I'm using the Visual Studio 2013 IDE with the 2010 compiler on Windows 7.
My regex code is the following:
enum { number, negative, integer, fraction, exponent };
static const std::string reg_expr("(-?)" // Capture the negative.
"(0|(?:[123456789]\\d*))" // Caputre the integer - either a standalone zero or a non-leading-zero number.
"(?:\\.(\\d+))?" // Capture the fraction.
"((?:[eE][-+]?)[123456789]\\d*)?"); // Capture the exponent; sign is optional, must be a non-leadging-zero integer.
std::cmatch matches;
std::regex_search(&*iter, matches, std::regex(reg_expr));
size_t length = 0;
if (matches[integer].matched && (matches[fraction].matched || matches[exponent].matched))
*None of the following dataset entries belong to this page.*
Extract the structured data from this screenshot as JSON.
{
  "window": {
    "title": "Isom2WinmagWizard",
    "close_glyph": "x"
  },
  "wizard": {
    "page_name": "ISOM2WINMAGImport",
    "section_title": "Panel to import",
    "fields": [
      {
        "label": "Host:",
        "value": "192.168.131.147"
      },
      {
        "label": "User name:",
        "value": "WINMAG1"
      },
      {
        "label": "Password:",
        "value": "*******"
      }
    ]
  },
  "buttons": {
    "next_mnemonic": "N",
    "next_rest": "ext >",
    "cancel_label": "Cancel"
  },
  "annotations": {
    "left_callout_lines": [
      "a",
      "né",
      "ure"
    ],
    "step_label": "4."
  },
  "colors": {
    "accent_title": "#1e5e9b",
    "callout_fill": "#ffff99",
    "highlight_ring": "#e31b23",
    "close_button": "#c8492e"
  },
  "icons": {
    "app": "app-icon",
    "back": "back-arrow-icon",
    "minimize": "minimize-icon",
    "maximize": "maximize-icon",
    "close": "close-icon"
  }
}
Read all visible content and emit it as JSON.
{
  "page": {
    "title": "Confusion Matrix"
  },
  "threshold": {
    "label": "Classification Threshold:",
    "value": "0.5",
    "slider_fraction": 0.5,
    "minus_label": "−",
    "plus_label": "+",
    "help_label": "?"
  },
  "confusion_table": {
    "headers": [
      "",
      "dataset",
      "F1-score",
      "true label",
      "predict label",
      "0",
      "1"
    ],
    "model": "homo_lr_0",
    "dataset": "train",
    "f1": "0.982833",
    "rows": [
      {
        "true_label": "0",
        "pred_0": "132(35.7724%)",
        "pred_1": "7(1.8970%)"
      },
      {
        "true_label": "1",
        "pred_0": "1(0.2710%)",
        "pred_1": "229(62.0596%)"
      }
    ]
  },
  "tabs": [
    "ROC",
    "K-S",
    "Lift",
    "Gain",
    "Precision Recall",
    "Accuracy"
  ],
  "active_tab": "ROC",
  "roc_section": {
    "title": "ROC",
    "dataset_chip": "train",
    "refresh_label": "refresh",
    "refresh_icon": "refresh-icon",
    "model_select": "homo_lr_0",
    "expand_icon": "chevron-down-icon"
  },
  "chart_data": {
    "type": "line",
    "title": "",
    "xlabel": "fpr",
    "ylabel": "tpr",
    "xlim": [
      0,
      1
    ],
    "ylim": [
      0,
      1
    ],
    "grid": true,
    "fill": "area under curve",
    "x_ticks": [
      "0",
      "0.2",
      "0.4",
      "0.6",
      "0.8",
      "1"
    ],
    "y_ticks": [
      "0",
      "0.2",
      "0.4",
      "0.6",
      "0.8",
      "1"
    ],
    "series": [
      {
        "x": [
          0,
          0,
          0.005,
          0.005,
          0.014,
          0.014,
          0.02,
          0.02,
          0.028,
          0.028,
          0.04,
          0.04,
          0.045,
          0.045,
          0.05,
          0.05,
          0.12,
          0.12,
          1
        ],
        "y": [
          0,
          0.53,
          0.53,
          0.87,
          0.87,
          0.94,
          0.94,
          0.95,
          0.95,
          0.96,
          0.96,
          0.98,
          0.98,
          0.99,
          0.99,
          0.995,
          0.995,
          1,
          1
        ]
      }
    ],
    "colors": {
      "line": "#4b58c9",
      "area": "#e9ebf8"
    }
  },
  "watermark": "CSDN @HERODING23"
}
ret_val = std::stod(&*std::begin(matches[0].str()), &length);
else if (matches[negative].matched && matches[integer].matched && 0 != matches[integer].compare("0"))
ret_val = std::stoll(&*std::begin(matches[0].str()), &length, 10);
else if (matches[integer].matched)
ret_val = std::stoull(&*std::begin(matches[0].str()), &length, 10);
else
throw; // Something useful actually goes here.
"ret_val" is a boost variant.
The problem I'm finding is that the negative sign capture is always positive, whether there is a negative sign or not. It doesn't matter if the number is an integer, or with a decimal, or with an exponent. On a false positive, the capture string is empty. What gives?